Florida Today: Matt Reed: How Posey tried to block the fast trains

Posted on June 22, 2015

Let the record show that U.S. Rep. Bill Posey has fought on constituents’ behalf to block All Aboard Florida’s proposed passenger-train service from Orlando to Miami.

Posey didn’t just criticize the venture in a letter to FLORIDA TODAY or ask for a Congressional probe of its agency approval.

On the floor of the U.S. House, the Republican from Rockledge recently tried to pass three cleverly written amendments that would have torpedoed All Aboard Florida’s business plan.

“These trains will move through our small beach towns at speeds of up to 110 miles per hour, with virtually no — none, nada — buffer separating it from our communities,” Posey told House members. “Why should you ask taxpayers to be on the hook for this train?”

Posey has a record of going his own way if he believes he is acting on principle.

This time, Posey bucked a key conservative policy reform and drew opposition from other Florida Republicans who said his legislation threatened privately financed rail projects nationwide.

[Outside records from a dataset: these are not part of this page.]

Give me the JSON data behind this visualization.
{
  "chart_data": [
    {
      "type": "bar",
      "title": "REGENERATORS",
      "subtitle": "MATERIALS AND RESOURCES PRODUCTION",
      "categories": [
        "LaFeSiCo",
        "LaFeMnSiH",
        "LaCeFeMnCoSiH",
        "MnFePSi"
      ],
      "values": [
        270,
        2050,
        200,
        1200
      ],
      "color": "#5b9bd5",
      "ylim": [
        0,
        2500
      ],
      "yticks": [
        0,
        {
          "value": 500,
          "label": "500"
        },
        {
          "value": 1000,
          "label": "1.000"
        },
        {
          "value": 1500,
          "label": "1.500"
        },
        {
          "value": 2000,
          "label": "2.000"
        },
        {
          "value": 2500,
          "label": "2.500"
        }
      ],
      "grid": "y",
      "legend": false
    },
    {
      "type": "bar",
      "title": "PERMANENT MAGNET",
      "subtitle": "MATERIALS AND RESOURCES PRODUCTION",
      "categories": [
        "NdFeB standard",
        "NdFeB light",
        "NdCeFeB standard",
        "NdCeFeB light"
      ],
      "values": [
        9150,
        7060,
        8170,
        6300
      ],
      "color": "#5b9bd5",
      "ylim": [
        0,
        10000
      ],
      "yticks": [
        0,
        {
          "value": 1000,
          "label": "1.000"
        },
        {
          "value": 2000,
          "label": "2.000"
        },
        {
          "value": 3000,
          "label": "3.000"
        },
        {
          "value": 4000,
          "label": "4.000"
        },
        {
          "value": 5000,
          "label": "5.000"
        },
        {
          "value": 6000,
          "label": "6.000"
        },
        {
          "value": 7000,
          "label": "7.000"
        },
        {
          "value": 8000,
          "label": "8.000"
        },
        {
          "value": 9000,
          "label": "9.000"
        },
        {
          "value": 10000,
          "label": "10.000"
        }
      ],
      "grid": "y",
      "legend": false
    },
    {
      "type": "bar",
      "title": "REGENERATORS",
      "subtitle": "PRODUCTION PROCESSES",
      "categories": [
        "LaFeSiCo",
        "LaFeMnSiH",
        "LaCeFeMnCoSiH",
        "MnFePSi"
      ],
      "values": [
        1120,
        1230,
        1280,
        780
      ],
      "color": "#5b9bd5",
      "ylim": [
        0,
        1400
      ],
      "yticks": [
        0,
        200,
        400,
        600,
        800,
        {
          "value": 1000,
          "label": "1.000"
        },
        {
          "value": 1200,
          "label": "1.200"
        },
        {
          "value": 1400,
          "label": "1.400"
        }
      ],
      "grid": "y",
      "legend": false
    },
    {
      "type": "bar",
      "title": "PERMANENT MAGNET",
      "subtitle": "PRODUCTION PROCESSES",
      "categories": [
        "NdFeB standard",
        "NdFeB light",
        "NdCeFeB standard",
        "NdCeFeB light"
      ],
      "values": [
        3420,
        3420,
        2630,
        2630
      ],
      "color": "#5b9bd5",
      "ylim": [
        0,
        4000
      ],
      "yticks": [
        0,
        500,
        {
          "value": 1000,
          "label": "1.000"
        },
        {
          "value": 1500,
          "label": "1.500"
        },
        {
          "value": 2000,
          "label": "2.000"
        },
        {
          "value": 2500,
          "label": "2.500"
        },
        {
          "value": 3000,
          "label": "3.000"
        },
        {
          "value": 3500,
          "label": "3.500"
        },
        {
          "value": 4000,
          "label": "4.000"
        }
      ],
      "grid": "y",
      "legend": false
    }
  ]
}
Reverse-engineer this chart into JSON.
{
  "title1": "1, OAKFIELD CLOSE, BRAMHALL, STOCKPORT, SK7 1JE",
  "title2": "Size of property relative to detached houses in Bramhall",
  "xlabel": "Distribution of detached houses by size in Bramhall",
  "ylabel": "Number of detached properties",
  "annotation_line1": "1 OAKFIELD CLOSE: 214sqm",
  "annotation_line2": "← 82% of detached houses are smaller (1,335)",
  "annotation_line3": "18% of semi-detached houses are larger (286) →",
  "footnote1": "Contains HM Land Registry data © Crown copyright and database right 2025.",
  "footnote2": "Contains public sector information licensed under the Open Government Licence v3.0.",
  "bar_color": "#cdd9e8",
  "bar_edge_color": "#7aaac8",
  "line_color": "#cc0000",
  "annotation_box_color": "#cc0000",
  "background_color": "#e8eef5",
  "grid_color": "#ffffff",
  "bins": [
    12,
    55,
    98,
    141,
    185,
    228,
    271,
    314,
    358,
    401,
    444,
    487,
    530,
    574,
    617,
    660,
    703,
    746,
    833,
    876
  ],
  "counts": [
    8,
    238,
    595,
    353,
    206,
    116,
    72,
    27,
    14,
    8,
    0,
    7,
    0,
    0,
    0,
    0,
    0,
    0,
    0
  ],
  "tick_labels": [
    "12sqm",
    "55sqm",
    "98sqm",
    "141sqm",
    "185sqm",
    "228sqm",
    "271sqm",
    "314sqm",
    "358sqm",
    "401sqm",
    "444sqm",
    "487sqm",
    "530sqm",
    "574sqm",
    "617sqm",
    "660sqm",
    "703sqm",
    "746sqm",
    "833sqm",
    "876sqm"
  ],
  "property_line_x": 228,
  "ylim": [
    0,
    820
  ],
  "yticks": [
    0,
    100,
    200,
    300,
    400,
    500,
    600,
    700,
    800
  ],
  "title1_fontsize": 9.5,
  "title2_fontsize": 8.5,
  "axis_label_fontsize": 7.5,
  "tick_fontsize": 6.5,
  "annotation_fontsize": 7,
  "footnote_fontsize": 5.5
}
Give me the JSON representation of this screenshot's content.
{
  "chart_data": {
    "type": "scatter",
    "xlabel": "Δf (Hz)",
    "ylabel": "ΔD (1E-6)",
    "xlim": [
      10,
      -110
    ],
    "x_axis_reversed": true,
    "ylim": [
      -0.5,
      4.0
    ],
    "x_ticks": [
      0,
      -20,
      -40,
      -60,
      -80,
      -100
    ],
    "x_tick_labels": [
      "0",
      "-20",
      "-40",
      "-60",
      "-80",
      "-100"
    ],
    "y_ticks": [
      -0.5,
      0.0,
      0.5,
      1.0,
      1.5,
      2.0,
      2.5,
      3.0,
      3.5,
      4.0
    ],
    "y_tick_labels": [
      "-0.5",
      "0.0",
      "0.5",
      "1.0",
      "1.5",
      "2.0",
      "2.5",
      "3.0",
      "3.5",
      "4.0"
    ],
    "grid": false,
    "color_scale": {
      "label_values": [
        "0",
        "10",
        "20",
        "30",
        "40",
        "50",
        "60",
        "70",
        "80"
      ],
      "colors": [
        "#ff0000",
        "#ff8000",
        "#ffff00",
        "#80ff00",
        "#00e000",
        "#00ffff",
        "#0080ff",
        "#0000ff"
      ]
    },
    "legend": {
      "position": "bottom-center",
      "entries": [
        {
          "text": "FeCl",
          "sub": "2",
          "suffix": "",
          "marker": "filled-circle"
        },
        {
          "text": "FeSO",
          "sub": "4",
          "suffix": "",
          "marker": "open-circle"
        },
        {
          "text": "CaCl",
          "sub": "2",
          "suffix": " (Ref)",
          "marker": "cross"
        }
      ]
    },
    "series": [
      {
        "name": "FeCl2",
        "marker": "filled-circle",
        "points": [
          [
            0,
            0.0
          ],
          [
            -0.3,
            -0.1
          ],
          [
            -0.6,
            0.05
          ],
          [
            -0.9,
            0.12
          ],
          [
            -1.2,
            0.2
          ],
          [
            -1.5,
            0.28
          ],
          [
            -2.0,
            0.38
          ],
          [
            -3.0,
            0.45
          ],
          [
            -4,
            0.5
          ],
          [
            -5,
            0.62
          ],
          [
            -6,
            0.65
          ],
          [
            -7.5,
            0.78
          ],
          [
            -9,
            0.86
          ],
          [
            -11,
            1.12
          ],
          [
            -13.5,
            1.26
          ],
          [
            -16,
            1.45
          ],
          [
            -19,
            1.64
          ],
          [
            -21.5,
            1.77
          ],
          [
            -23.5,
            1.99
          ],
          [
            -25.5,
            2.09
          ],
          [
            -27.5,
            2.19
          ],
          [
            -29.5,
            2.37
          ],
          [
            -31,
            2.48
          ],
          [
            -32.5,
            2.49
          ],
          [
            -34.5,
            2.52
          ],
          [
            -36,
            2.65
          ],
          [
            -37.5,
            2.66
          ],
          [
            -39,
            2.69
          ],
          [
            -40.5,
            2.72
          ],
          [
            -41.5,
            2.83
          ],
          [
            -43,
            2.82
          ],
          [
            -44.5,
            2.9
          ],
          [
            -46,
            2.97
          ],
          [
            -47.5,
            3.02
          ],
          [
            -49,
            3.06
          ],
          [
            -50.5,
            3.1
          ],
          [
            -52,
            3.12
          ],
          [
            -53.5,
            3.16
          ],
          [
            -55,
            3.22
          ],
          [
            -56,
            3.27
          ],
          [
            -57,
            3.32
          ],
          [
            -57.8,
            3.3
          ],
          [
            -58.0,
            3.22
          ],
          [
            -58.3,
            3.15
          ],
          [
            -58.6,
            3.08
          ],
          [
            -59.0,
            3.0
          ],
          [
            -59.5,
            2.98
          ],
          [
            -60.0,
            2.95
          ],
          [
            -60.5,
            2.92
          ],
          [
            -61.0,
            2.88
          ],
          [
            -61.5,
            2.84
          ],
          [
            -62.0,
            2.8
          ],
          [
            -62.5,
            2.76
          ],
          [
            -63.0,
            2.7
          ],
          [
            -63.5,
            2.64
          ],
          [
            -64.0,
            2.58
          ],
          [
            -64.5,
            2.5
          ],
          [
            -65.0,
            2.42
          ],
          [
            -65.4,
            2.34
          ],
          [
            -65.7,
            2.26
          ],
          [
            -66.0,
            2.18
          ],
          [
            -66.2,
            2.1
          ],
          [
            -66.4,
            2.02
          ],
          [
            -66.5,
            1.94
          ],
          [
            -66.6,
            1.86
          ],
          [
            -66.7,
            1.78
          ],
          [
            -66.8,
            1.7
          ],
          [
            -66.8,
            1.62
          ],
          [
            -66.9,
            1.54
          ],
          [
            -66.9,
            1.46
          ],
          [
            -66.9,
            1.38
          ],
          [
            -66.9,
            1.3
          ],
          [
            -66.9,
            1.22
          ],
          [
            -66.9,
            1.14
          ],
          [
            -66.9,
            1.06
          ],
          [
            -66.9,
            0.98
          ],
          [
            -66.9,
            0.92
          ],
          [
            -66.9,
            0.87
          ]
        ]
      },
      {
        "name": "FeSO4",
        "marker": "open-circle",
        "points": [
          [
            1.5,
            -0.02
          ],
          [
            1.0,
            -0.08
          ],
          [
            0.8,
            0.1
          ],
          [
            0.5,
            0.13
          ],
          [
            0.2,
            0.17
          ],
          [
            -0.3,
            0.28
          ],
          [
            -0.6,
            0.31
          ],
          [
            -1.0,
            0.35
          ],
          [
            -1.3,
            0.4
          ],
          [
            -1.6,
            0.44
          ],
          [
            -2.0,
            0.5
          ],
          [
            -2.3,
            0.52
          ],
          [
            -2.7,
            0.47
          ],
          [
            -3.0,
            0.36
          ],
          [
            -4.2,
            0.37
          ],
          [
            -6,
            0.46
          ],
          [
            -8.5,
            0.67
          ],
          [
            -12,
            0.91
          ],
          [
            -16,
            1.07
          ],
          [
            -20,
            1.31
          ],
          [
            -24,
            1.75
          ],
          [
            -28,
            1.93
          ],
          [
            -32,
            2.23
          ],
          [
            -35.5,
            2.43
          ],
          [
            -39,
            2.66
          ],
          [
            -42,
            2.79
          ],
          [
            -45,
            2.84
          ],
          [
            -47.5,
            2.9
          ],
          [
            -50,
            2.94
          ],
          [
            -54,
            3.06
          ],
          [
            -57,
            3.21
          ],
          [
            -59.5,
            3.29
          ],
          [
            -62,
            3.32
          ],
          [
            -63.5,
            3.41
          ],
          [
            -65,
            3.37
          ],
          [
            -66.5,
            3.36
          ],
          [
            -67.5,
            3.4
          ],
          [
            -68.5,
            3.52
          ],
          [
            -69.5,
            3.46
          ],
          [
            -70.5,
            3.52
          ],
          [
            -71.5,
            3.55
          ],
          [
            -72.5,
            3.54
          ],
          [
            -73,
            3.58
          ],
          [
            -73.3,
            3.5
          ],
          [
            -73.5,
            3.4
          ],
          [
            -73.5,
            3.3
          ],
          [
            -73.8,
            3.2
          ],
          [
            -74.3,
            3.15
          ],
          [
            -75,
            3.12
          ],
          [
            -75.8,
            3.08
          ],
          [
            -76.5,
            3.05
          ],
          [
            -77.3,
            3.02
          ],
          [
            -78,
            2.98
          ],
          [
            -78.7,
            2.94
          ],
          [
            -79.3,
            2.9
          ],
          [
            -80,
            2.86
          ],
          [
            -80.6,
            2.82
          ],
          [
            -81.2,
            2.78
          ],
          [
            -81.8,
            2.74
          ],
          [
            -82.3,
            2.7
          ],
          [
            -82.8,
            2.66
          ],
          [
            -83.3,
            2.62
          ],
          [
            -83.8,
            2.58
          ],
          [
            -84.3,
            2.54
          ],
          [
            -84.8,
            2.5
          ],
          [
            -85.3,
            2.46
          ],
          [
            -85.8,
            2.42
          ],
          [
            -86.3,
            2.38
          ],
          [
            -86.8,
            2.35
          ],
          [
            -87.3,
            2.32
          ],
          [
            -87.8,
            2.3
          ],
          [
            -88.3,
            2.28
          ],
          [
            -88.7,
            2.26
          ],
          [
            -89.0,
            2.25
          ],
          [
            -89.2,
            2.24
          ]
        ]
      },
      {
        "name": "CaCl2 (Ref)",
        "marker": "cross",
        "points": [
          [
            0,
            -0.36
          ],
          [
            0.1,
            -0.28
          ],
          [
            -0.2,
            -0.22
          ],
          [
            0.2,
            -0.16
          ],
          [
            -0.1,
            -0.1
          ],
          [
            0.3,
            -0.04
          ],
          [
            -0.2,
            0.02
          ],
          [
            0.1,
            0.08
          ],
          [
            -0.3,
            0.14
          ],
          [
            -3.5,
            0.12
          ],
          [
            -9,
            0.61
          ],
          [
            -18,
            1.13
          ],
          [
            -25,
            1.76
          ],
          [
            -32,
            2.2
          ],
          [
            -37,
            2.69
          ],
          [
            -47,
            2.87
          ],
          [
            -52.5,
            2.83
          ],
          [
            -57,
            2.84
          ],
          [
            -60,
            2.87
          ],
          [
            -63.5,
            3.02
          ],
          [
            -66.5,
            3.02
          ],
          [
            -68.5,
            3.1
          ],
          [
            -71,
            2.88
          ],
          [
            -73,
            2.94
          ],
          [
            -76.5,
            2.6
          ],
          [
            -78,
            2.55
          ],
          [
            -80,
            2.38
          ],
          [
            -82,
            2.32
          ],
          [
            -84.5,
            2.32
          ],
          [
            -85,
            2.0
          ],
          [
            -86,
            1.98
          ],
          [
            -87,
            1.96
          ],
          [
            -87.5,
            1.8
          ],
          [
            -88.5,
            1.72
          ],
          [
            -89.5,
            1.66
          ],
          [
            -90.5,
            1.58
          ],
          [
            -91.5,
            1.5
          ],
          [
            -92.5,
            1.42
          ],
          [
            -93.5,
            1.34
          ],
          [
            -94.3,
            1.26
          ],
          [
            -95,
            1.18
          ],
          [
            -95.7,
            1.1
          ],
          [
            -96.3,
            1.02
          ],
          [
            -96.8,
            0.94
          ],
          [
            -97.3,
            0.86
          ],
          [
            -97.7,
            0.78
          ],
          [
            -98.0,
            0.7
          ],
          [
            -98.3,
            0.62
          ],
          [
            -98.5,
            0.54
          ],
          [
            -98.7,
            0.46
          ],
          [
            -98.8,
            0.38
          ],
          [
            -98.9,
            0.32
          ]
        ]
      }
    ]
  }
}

His effort begs the question of just how “on the hook” we would be if All Aboard Florida flopped.

“I never thought I’d see the day a Republican would oppose private-sector investment in infrastructure,” said Rusty Roberts, an Orlando-based lobbyist for All Aboard Florida and former chief of staff to Rep. John Mica, R-Winter Park.

Three amendments

To raise $1.7 billion for construction, All Aboard Florida plans to take advantage of an idea passed by Republicans in 2005 to encourage private investment, in lieu of government spending, on new rail service and toll roads. With an OK from the Department of Transportation, it plans to sell tax-exempt “private activity bonds” to investors, using the rail line as collateral.

Besides the paperwork, the only “cost” to the U.S. public is the foregone tax revenue, which is why Washington must bless the bond sale.

As a backup, All Aboard Florida has kept open an earlier application for a federal loan, which it would have to repay with interest from operating cash flow.

On June 9, Posey introduced three amendments to the 2016 House transportation appropriations bill.

They would:

  • Block “any actions with respect to the financing of a new passenger rail project that runs from Orlando to Miami through Indian River County.” (Getting from Brevard to St. Lucie County without passing through Indian River would be a neat trick.)
  • Prohibit sales of private-activity bonds for new trains that won’t travel at least 150 miles per hour between stops. (All Aboard Florida’s trains wouldn’t go that fast.)
  • Cap loans for any such rail project at $600 million (one-third the amount for which All Aboard Florida applied).

“Save federal tax dollars, stop corporate welfare and save lives by supporting Congressman Posey’s three amendments,” said a media blast from Treasure Coast activist group Citizens Against the Train.

Meanwhile, four Florida Republican representatives called on colleagues to vote “no.”

“The Posey Amendments will reverse a decade-long Congressional effort to encourage private investments instead of large federal grants and operating subsidies to projects,” said a letter signed by Mica and South Florida Reps. Mario Diaz-Ballart, Ileana Ros-Lehtinen and Carlos Curbelo. “While Republicans work to force Amtrak to adopt private sector efficiencies, we should not at the same time hinder the private sector’s move to build and operate passenger rail systems.”

Posey’s amendments failed, despite support from more than half of House Republicans.

Risk to taxpayers?

Like many residents along the Florida East Coast Railway corridor, Posey is understandably insistent that All Aboard Florida first complete an environmental impact study that covers noise, safety, pollution and wildlife.

Let the record refelct that the congressman from Brevard and Indian River counties stood up for those interests — our only interests, considering that the trains won’t stop in either county.

Fortunately, All Aboard Florida’s agreement with the Department of Transportation bars it from spending any bond money until 45 days after it completes the environmental process.

As for the financial risk to taxpayers, Posey and activist groups have harkened to deficit-running Amtrak while spinning the lack of tax revenue from bonds as a “cost” to paint a scarier picture politically.

Whether trains make a profit is the company’s problem, not ours.

Private investors, not taxpayers, will buy the $1.7 billion in bonds. The bonds are not guaranteed by any government. They will not increase public debt. All Aboard Florida will get no operating subsidy.

“Nowhere in this project are we taking free taxpayer dollars,” Roberts said. “But you can’t do a project like this without government being involved.”